Doping nelle palestre, 2 indagati a Termoli nell’operazione Gazolina: coinvolti atleti, tecnici e fornitori

In tutto ci sono 32 persone indagate, 3 ai domiciliari, 210 perquisizioni in tutto il territorio nazionale. Coinvolti nell’indagine 74 atleti, personal trainer, bodybuilder, 11 titolari di palestre, 4 titolari di negozi di integratori alimentari e 8 appartenenti alle forze dell’ordine.

Sono due le persone indagate a Termoli perché finite in una vasta indagine della Procura di Torino sul traffico illecito di anabolizzanti. Si tratta di culturisti nelle cui abitazioni sono stati trovati prodotti dopanti durante le perquisizioni effettuate ieri 14 maggio dai carabinieri del Nas di Campobasso.

Doping, blitz dei Nas: perquisizioni e sequestri di prodotti anabolizzanti a casa di culturisti termolesi

In tutto ci sono trentadue persone indagate, tre arrestate e ora ai domiciliari, mentre 210 sono state le perquisizioni in tutto il territorio nazionale. Coinvolti nell’indagine 74 atleti iscritti a varie federazioni sportive, personal trainer, bodybuilder, nonché 11 titolari di palestre a livello nazionale, 4 titolari di negozi di integratori alimentari e 8 militari o appartenenti alle forze dell’ordine.

Secondo quanto scoperto dai magistrati torinesi, gli indagati si scambiavano i messaggi sulla compravendita di prodotti dopanti tramite Whatsapp o Telegram con pagamenti che avvenivano tramite Postepay o bonifici Western Union e le spedizioni dei pacchi di medicinali vietati erano affidate ai corrieri.
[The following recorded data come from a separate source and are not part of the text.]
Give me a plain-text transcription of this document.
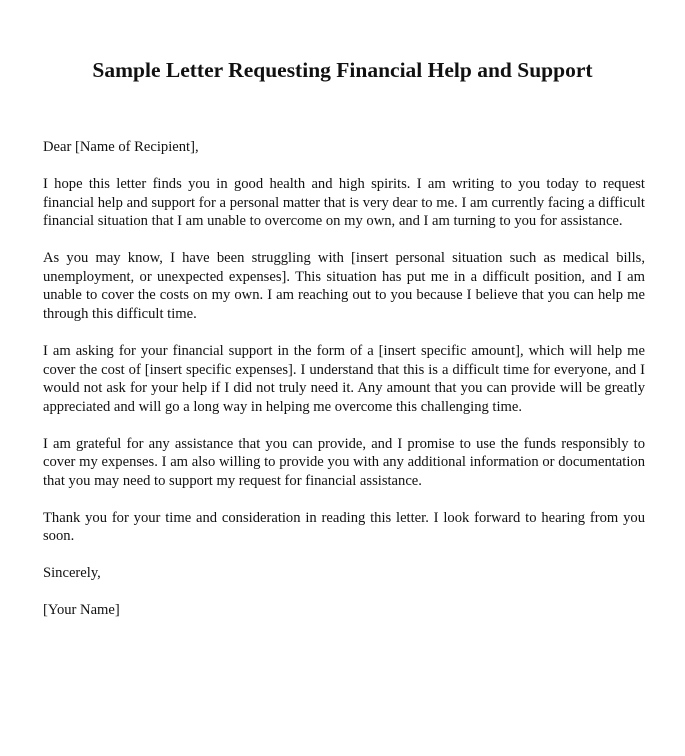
Sample Letter Requesting Financial Help and Support

Dear [Name of Recipient],

I hope this letter finds you in good health and high spirits. I am writing to you today to request financial help and support for a personal matter that is very dear to me. I am currently facing a difficult financial situation that I am unable to overcome on my own, and I am turning to you for assistance.

As you may know, I have been struggling with [insert personal situation such as medical bills, unemployment, or unexpected expenses]. This situation has put me in a difficult position, and I am unable to cover the costs on my own. I am reaching out to you because I believe that you can help me through this difficult time.

I am asking for your financial support in the form of a [insert specific amount], which will help me cover the cost of [insert specific expenses]. I understand that this is a difficult time for everyone, and I would not ask for your help if I did not truly need it. Any amount that you can provide will be greatly appreciated and will go a long way in helping me overcome this challenging time.

I am grateful for any assistance that you can provide, and I promise to use the funds responsibly to cover my expenses. I am also willing to provide you with any additional information or documentation that you may need to support my request for financial assistance.

Thank you for your time and consideration in reading this letter. I look forward to hearing from you soon.

Sincerely,

[Your Name]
Vari i reati di cui dovranno rispondere a vario titolo gli indagati nella cosiddetta ‘Operazione Gazolina”: utilizzo o somministrazione di farmaci capaci di alterare le prestazioni agonistiche degli atleti, spaccio di sostanze stupefacenti come il nandrolone, ricettazione, esercizio abusivo della professione sanitaria, commercio e somministrazione di farmaci pericolosi per la salute pubblica, commercio di medicinali guasti o imperfetti.

nas antidoping

L’indagine dei carabinieri del Nas di Torino agli ordini del Maggiore Antonello Formichella è coordinata dalla Pm Delia Boschetto e ha visto il coinvolgimento dell’Europol. L’operazione Gazolina segue una precedente attività investigativa denominata Dado Dop, durante la quale c’era stato un importante sequestro di farmaci anabolizzanti e ad alcuni smartphone in possesso di un bodybuilder.

Proprio dai contatti registrati e dai messaggi contenuti nel suo telefono, i militari hanno ricostruito la vasta rete di fornitori e acquirenti che toccava varie zone d’Italia con tre filoni commerciali illegali: in Veneto, in Puglia e infine in Sicilia.
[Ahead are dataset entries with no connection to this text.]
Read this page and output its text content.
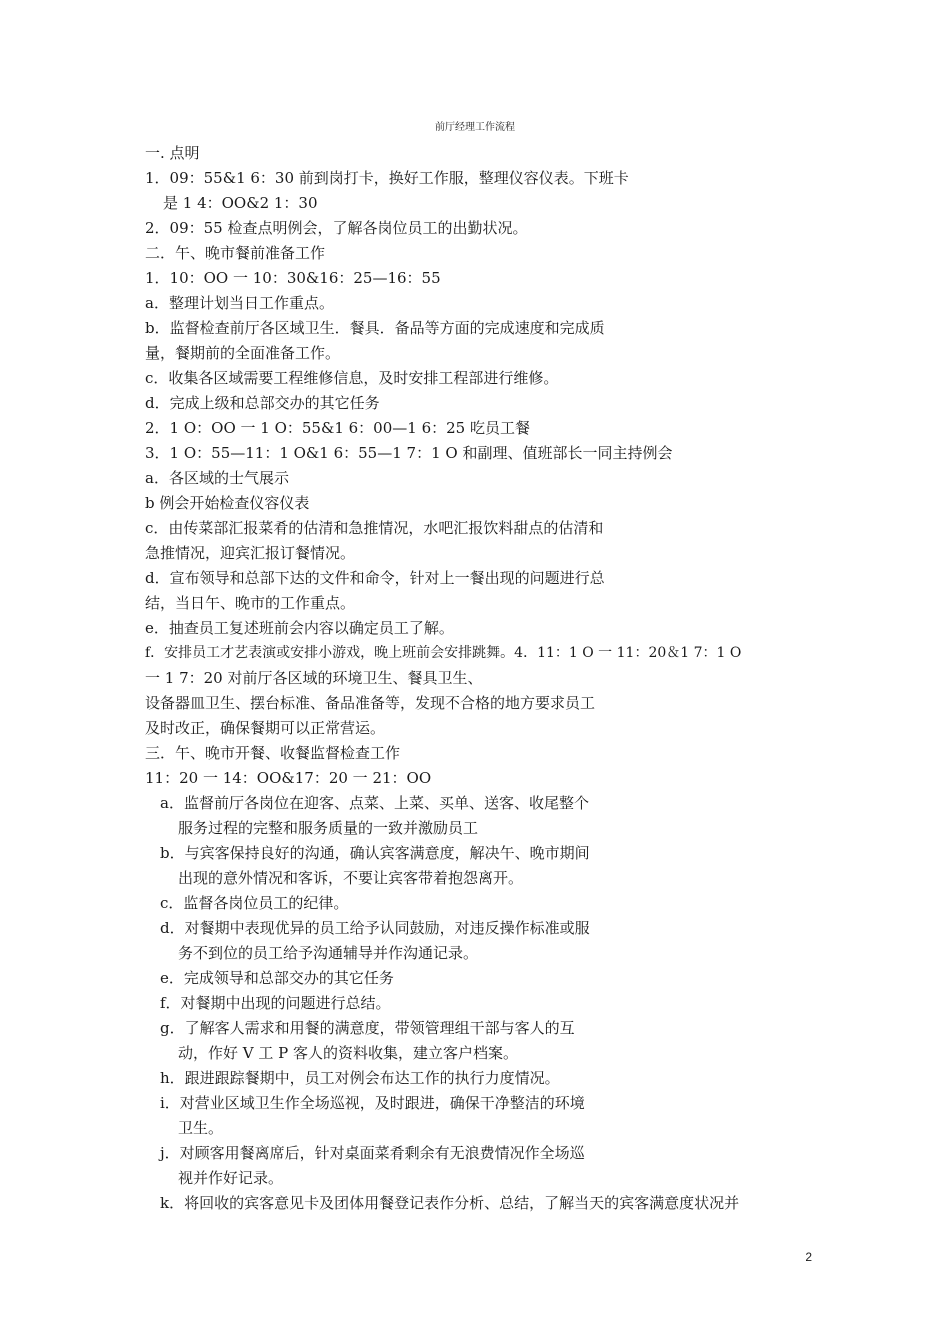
前厅经理工作流程
一. 点明
1．09：55&1 6：30 前到岗打卡，换好工作服，整理仪容仪表。下班卡
是 1 4：OO&2 1：30
2．09：55 检查点明例会，了解各岗位员工的出勤状况。
二．午、晚市餐前准备工作
1．10：OO 一 10：30&16：25—16：55
a．整理计划当日工作重点。
b．监督检查前厅各区域卫生．餐具．备品等方面的完成速度和完成质
量，餐期前的全面准备工作。
c．收集各区域需要工程维修信息，及时安排工程部进行维修。
d．完成上级和总部交办的其它任务
2．1 O：OO 一 1 O：55&1 6：00—1 6：25 吃员工餐
3．1 O：55—11：1 O&1 6：55—1 7：1 O 和副理、值班部长一同主持例会
a．各区域的士气展示
b 例会开始检查仪容仪表
c．由传菜部汇报菜肴的估清和急推情况，水吧汇报饮料甜点的估清和
急推情况，迎宾汇报订餐情况。
d．宣布领导和总部下达的文件和命令，针对上一餐出现的问题进行总
结，当日午、晚市的工作重点。
e．抽查员工复述班前会内容以确定员工了解。
f．安排员工才艺表演或安排小游戏，晚上班前会安排跳舞。4．11：1 O 一 11：20＆1 7：1 O
一 1 7：20 对前厅各区域的环境卫生、餐具卫生、
设备器皿卫生、摆台标准、备品准备等，发现不合格的地方要求员工
及时改正，确保餐期可以正常营运。
三．午、晚市开餐、收餐监督检查工作
11：20 一 14：OO&17：20 一 21：OO
a．监督前厅各岗位在迎客、点菜、上菜、买单、送客、收尾整个
服务过程的完整和服务质量的一致并激励员工
b．与宾客保持良好的沟通，确认宾客满意度，解决午、晚市期间
出现的意外情况和客诉，不要让宾客带着抱怨离开。
c．监督各岗位员工的纪律。
d．对餐期中表现优异的员工给予认同鼓励，对违反操作标准或服
务不到位的员工给予沟通辅导并作沟通记录。
e．完成领导和总部交办的其它任务
f．对餐期中出现的问题进行总结。
g．了解客人需求和用餐的满意度，带领管理组干部与客人的互
动，作好 V 工 P 客人的资料收集，建立客户档案。
h．跟进跟踪餐期中，员工对例会布达工作的执行力度情况。
i．对营业区域卫生作全场巡视，及时跟进，确保干净整洁的环境
卫生。
j．对顾客用餐离席后，针对桌面菜肴剩余有无浪费情况作全场巡
视并作好记录。
k．将回收的宾客意见卡及团体用餐登记表作分析、总结，了解当天的宾客满意度状况并
2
Al centro di tutto c’era Torino, sede dell’attività di un commerciante che vendeva sostanze dopanti. Proprio dai suoi contatti sono emersi i fornitori nazionali e i canali di rifornimento. Le richieste di anabolizzanti e altri prodotti sembrava essere addirittura in aumento durante il periodo di confinamento dovuto all’emergenza coronavirus.